The fourth annual Career Advising Day gave over 400 Cornellians the opportunity to tweak their career plans or to seek help choosing a path. Yesterday’s fair took place in the Willard Straight Memorial Room and lasted from 11 a.m. until 2 p.m.
“The purpose of the event is to inform Cornell students about the wide range of career services available to them,” said event coordinator Jane Levy, senior associate director of Cornell Career Services.
“Students also have the opportunity to talk with representatives of various offices at Cornell and learn about web and library resources,” she added.
Advisors represented nearly 30 departments, divisions and programs, including the Biology Center and the Public Service Center in addition to career specialization such as management consulting, according to Levy.
“This is the only event with this breadth of affairs. It helps students with any career interests,” said Karin Ash Ph.D. ’99, director of Cornell Career Services.

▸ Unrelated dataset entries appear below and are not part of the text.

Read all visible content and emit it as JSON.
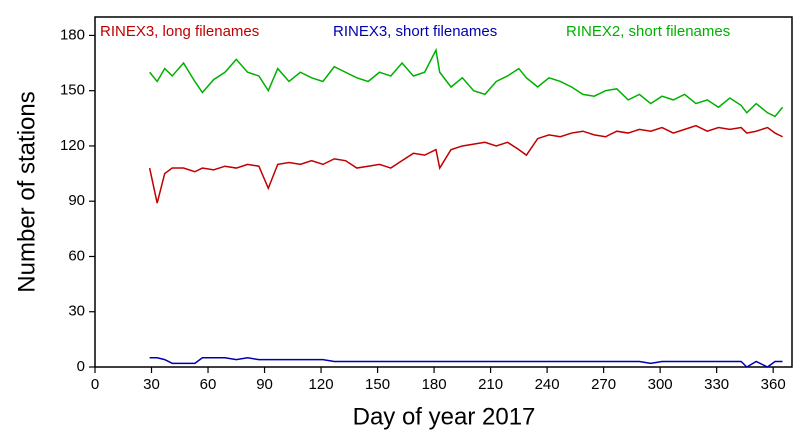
{
  "chart_data": {
    "type": "line",
    "x_label": "Day of year 2017",
    "y_label": "Number of stations",
    "x": [
      29,
      33,
      37,
      41,
      47,
      53,
      57,
      63,
      69,
      75,
      81,
      87,
      92,
      97,
      103,
      109,
      115,
      121,
      127,
      133,
      139,
      145,
      151,
      157,
      163,
      169,
      175,
      181,
      183,
      189,
      195,
      201,
      207,
      213,
      219,
      225,
      229,
      235,
      241,
      247,
      253,
      259,
      265,
      271,
      277,
      283,
      289,
      295,
      301,
      307,
      313,
      319,
      325,
      331,
      337,
      343,
      346,
      351,
      357,
      361,
      365
    ],
    "series": [
      {
        "name": "RINEX3, long filenames",
        "color": "#c00000",
        "values": [
          108,
          89,
          105,
          108,
          108,
          106,
          108,
          107,
          109,
          108,
          110,
          109,
          97,
          110,
          111,
          110,
          112,
          110,
          113,
          112,
          108,
          109,
          110,
          108,
          112,
          116,
          115,
          118,
          108,
          118,
          120,
          121,
          122,
          120,
          122,
          118,
          115,
          124,
          126,
          125,
          127,
          128,
          126,
          125,
          128,
          127,
          129,
          128,
          130,
          127,
          129,
          131,
          128,
          130,
          129,
          130,
          127,
          128,
          130,
          127,
          125
        ]
      },
      {
        "name": "RINEX3, short filenames",
        "color": "#0000b0",
        "values": [
          5,
          5,
          4,
          2,
          2,
          2,
          5,
          5,
          5,
          4,
          5,
          4,
          4,
          4,
          4,
          4,
          4,
          4,
          3,
          3,
          3,
          3,
          3,
          3,
          3,
          3,
          3,
          3,
          3,
          3,
          3,
          3,
          3,
          3,
          3,
          3,
          3,
          3,
          3,
          3,
          3,
          3,
          3,
          3,
          3,
          3,
          3,
          2,
          3,
          3,
          3,
          3,
          3,
          3,
          3,
          3,
          0,
          3,
          0,
          3,
          3
        ]
      },
      {
        "name": "RINEX2, short filenames",
        "color": "#00b000",
        "values": [
          160,
          155,
          162,
          158,
          165,
          155,
          149,
          156,
          160,
          167,
          160,
          158,
          150,
          162,
          155,
          160,
          157,
          155,
          163,
          160,
          157,
          155,
          160,
          158,
          165,
          158,
          160,
          172,
          160,
          152,
          157,
          150,
          148,
          155,
          158,
          162,
          157,
          152,
          157,
          155,
          152,
          148,
          147,
          150,
          151,
          145,
          148,
          143,
          147,
          145,
          148,
          143,
          145,
          141,
          146,
          142,
          138,
          143,
          138,
          136,
          141
        ]
      }
    ],
    "xlim": [
      0,
      370
    ],
    "xticks": [
      0,
      30,
      60,
      90,
      120,
      150,
      180,
      210,
      240,
      270,
      300,
      330,
      360
    ],
    "ylim": [
      0,
      190
    ],
    "yticks": [
      0,
      30,
      60,
      90,
      120,
      150,
      180
    ]
  }
}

A new feature of this year’s fair was a booth where students could receive resume critiques. Departmental representatives and a range of pamphlets also provided students with helpful resources.
“We want to let the students know where our office is [which recently relocated to Goldwin Smith],” said Lisa Harris ’88, a representative from Arts and Sciences Career Services. “We provide career advising, and we have workshops and books that cover all major fields.”
Students who stopped by the Johnson Graduate School of Management’s table found general tips on applying to business school.
“The biggest advice [we give] is that you really need to know what you want to get out of business school before applying,” Scott Lewis MBA ’01 said.
Placing the representatives of departments from across campus in a central location also benefited students.
“It’s nice that you don’t have to go around campus [to talk to all these advisors],” Courtney Tawresey ’03 said.
“I came here to find the best route to take in order to get into law school,” Ryan Horn ’02 said. “And the people here are very nice and very accommodating.”
“I like to see the administration connect to students like this,” he added.